Honeycombers at LISA 2017

Did you go to LISA this year? I used to go back in the 1998-2003 timeframe (anyone remember playing the original Guitar Hero in that huge arcade in Seattle?) and I hope to make it back again someday soon. A lot of time has passed since those days, but the conference continues to offer attendees a wide range of useful and educational talks to choose from. In particular, the content on operating at scale has evolved upward much like the definition of “Large” since the conference’s inception :)
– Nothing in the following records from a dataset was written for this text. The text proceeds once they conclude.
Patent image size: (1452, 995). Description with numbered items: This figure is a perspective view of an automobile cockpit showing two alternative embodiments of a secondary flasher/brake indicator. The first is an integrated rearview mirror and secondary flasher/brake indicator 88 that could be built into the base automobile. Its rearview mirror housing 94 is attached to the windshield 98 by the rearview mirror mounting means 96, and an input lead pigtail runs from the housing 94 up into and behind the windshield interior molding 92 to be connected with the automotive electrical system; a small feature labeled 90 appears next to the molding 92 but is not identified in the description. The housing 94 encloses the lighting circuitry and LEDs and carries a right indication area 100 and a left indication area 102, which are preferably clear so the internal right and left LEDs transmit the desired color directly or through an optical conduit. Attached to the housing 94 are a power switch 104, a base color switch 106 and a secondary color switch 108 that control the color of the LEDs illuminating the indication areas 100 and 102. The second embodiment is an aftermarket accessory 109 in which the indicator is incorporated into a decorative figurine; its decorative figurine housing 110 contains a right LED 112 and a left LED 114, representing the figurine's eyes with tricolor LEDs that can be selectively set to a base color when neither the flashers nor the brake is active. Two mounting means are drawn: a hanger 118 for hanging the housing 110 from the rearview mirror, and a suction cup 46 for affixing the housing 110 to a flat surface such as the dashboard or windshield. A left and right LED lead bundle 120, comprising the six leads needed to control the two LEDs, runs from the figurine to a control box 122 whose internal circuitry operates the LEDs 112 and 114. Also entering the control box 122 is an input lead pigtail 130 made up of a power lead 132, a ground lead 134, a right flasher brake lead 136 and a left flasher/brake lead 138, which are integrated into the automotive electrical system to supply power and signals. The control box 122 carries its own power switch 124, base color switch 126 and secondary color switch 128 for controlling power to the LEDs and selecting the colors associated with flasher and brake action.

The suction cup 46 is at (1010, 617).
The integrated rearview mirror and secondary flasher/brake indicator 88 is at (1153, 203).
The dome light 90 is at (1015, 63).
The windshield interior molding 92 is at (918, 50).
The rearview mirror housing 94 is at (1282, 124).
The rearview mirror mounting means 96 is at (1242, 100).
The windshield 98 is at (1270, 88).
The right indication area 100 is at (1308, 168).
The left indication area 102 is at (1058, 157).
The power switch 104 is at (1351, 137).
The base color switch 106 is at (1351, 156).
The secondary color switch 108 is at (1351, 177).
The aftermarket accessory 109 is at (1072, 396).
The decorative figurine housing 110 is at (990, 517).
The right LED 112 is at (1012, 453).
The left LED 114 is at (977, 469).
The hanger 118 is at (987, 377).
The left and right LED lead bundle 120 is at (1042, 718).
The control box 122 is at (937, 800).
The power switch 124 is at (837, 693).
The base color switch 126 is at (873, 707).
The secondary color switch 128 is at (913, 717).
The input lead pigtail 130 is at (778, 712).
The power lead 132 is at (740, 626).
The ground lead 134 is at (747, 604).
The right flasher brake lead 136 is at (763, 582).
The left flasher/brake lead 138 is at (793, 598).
A couple of Honeycombers presented at LISA this year–here’s what they talked about:

Eben Freeman (@emfree): Queueing Theory in Practice: Performance Modeling for the Working Engineer

Although (like you, we assume) Eben doesn’t enjoy standing in lines, he does enjoy optimizing his way around them and then sharing what he’s learned. In this talk, he explains how to use the Universal Scalability Law to model system performance and make better capacity planning decisions. This can be complicated stuff, but don’t worry: he’s helpfully annotated his graphs for those of us who need that extra bit of guidance:

(Note: Although the video is about 45 minutes long, the talk is just 25 minutes of that–no need to budget quite so much time :))

Click through below to see the talk:

link to video

Ben Hartshorne (@maplebed): Sample Your Traffic but Keep the Good Stuff!

Ben did us all proud back here at the hive by wearing his bee feelers/antennae for his talk. As is the tradition of our people, I have created a high-quality gif to celebrate this occasion:

bee like ben gif

If you’re trying to keep the volume of your instrumentation data at a reasonable level but want to maintain a high level of actual observability, Ben’s got you covered with this talk. Don’t aggregate your data–bee smart and sample it!